Some mentioned the time she found the keys to a state vehicle lying on the prison grounds and turned them in to authorities. Others said they were impressed that she spent years training fellow inmates in the skills they would need upon being released -- only to watch as they left and she stayed behind.
A Democratic legislator from Norfolk, Del. Algie Howell, took a special interest in Crawford after reading about her in December. He visited her, spoke with her attorney, former Del. Dick Black, a tough-as-nails Loudoun Republican, and rallied his colleagues in Richmond to her cause.
What finally won Crawford her freedom? Her family members say they think it was the combination of the coverage in this column, the advocacy by Howell and Black, and the intercession of the Lord.
But I think it was Crawford's impossible optimism, her calm and her core.

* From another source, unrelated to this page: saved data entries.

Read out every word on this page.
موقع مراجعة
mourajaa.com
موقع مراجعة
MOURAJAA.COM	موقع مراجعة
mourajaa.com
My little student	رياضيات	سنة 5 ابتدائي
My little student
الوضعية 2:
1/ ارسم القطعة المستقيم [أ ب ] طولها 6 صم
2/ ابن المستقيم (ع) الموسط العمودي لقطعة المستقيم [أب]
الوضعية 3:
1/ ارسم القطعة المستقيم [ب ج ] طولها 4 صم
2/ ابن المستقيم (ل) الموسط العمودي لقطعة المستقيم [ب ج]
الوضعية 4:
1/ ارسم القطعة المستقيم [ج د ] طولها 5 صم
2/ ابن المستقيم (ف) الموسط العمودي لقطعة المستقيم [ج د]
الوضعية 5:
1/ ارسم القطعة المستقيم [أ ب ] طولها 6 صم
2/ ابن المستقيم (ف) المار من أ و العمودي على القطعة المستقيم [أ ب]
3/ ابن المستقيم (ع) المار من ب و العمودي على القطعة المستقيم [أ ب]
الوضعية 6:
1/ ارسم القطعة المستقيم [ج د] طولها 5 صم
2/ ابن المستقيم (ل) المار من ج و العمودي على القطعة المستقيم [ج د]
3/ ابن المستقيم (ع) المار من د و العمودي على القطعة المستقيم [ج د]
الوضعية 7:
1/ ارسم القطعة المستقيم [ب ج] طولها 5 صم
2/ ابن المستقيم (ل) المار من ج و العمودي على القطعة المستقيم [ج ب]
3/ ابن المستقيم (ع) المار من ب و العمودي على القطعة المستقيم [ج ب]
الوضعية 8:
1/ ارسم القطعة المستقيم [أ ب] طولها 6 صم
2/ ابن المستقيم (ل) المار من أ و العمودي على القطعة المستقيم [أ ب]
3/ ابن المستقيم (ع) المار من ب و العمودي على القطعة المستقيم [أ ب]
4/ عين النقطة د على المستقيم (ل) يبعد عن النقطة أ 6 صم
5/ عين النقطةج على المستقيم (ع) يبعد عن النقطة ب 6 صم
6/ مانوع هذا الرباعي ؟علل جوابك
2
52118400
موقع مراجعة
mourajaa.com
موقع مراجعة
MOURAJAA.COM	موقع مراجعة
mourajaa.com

In a place where people are mean to one another for sport and self-defense, Crawford was beloved. The guards, the administrators and the warden became part of her lobbying campaign. So did her fellow inmates.
She's moving in with her daughter. On Sunday, she will worship with friends and family at Our Lady Queen of Peace in Southeast Washington, where she lived before she went away.
But first, there will be hugs and tears, and a visit to the grave of her mother, who died while Crawford was in prison, and dinner with her father. It was to be a meal she requested long ago: fried chicken and champagne.
And then Crawford intends to make a whale of a cake for the son she never really knew, a birthday cake to make up for all the cakes she never tasted.